魚初月把這個死沉死沉的家伙扶到了冰玉榻上。
崔敗依舊勾著她的肩不放,她只好小心翼翼地坐在他身邊,揚起笑臉又問了一遍:“圣人那里有消息嗎?”
若有消息,長生子應該會給崔敗傳音。
“無。”
魚初月微微睜大了那雙黑白分明的眼睛,清凌凌地注視著他:“是沒有傳音過來,還是沒能查到異常?”
“沒有異常。”崔敗道。
魚初月皺起了眉頭,認真思索:“此事因邪佛戎業禍而起,戎業禍是魔域的人,潛到仙域來轉生,倒也說得過去——魔物不講什么道義,必定會趁他轉生虛弱時要他性命。”
她沉吟片刻:“轉生之事,事先并無任何征兆,不可能被設計,也就是說,在事發之后,幕后之人才會著手聯絡妖王師間敖對你下手,這樣一個聯絡人出入妖域,多少總該露出些蛛絲馬跡——除非,是圣人親自前往妖域?”

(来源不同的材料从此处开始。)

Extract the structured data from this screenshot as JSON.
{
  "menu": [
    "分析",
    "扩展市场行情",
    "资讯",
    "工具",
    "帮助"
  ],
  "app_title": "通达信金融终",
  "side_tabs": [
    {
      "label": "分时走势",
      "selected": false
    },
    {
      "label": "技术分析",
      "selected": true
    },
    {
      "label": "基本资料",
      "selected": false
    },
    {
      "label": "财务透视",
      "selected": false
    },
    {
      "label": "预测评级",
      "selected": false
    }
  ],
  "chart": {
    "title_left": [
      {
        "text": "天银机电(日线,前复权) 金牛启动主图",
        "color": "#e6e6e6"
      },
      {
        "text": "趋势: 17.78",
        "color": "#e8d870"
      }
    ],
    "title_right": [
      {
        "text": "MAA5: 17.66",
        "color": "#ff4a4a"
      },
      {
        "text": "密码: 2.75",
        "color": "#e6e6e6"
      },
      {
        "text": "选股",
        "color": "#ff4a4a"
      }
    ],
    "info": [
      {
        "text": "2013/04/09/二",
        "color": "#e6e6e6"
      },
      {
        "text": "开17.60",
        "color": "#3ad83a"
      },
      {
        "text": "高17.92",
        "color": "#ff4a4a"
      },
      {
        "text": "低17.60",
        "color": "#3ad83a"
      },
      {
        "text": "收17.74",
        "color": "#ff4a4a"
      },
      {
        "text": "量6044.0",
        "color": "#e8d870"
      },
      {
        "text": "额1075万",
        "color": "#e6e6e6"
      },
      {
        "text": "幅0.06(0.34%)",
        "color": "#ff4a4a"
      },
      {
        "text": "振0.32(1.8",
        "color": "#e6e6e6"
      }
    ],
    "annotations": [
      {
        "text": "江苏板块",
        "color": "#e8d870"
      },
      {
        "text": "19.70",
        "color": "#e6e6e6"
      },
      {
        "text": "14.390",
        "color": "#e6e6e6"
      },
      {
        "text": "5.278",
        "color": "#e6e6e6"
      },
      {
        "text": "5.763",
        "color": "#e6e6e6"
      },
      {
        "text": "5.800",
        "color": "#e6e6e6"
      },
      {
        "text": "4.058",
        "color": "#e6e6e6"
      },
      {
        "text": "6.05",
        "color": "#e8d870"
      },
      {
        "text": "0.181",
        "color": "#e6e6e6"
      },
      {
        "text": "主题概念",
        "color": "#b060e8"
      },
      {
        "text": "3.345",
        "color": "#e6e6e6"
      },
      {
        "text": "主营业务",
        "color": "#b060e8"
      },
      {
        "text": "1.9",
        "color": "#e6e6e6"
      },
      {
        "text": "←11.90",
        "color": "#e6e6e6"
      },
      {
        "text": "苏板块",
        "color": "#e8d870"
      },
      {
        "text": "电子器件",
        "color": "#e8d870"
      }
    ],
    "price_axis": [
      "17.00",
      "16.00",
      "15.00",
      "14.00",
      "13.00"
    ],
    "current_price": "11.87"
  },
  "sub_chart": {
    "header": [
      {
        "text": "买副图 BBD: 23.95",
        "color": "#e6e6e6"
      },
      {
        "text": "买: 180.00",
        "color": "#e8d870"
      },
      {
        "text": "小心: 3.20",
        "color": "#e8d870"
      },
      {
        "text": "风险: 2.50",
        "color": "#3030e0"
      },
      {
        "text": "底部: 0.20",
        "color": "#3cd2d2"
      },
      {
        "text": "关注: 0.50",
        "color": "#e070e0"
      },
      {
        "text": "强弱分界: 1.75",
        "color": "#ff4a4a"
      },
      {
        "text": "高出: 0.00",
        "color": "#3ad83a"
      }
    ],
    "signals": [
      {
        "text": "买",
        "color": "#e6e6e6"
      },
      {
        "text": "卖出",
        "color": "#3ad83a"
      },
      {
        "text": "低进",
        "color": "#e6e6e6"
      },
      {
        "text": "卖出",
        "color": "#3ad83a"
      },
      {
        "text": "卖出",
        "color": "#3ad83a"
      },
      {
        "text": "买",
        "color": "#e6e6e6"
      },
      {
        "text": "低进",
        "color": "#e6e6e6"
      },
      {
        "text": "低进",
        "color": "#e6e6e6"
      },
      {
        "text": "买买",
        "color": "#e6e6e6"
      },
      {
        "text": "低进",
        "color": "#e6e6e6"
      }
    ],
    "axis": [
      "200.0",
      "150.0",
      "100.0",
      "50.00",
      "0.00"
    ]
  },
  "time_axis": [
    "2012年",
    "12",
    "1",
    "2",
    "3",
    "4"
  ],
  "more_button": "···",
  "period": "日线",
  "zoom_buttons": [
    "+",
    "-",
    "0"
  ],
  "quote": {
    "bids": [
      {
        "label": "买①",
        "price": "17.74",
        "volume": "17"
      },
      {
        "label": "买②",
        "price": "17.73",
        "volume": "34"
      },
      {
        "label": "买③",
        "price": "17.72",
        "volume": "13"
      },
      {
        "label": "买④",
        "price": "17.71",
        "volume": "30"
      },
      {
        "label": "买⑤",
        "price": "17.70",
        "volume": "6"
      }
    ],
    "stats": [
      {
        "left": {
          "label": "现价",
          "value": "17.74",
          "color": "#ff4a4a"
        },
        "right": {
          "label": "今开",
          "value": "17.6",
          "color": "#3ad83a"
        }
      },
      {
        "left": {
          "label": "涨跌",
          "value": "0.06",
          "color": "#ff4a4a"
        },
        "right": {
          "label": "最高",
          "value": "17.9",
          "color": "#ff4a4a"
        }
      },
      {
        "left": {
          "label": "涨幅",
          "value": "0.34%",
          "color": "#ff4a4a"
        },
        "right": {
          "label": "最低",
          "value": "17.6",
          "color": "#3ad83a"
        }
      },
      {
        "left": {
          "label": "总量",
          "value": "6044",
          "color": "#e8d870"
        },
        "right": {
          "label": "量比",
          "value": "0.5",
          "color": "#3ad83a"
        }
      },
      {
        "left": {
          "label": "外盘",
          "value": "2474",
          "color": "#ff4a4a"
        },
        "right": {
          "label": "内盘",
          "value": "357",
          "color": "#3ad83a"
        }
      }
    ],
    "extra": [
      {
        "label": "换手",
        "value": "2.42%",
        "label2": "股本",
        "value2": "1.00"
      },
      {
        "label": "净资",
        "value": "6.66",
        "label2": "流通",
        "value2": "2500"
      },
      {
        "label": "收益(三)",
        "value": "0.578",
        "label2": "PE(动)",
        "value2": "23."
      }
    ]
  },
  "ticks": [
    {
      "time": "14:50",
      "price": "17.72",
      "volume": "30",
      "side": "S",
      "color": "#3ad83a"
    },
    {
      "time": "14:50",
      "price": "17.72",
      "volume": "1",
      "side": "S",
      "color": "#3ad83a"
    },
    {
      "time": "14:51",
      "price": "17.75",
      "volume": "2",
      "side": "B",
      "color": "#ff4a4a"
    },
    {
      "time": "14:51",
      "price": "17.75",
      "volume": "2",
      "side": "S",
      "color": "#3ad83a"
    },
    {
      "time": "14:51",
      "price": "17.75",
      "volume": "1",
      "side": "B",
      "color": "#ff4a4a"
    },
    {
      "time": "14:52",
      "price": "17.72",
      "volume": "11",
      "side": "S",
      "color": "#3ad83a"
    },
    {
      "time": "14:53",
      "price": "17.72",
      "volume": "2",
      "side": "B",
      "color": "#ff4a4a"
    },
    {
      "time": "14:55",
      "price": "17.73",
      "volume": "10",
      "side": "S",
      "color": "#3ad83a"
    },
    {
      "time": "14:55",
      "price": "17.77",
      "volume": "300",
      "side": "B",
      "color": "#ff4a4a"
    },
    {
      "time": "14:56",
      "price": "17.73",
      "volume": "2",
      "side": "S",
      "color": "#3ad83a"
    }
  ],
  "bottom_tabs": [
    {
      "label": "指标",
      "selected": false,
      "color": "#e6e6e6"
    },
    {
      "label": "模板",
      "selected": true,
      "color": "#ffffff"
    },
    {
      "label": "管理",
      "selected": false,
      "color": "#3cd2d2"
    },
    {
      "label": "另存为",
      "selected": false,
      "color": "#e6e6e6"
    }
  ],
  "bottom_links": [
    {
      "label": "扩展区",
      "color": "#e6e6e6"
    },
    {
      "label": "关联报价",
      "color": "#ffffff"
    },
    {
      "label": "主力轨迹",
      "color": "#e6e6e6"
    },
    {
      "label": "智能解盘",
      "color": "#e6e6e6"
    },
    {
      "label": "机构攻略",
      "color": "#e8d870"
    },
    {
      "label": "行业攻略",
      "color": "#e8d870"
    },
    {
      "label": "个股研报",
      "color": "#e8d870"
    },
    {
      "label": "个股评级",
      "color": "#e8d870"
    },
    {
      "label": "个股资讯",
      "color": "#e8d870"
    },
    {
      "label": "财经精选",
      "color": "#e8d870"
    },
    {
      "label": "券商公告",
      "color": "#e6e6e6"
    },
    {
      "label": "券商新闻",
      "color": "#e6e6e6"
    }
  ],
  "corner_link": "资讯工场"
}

崔敗笑了笑:“說來也巧,濯日子和玉華子正好都要找純虛子煉器,那幾日,三人齊聚純虛峰,相互可以佐證。”
“真是巧啊。”魚初月瞇起了眼睛。
趁她凝神思索時,崔敗懶懶地把她攬向自己。
他道:“而在洛星門事件爆發之后,濯日子、純虛子與玉華子,都各自在洞府閉關,沒有人證。”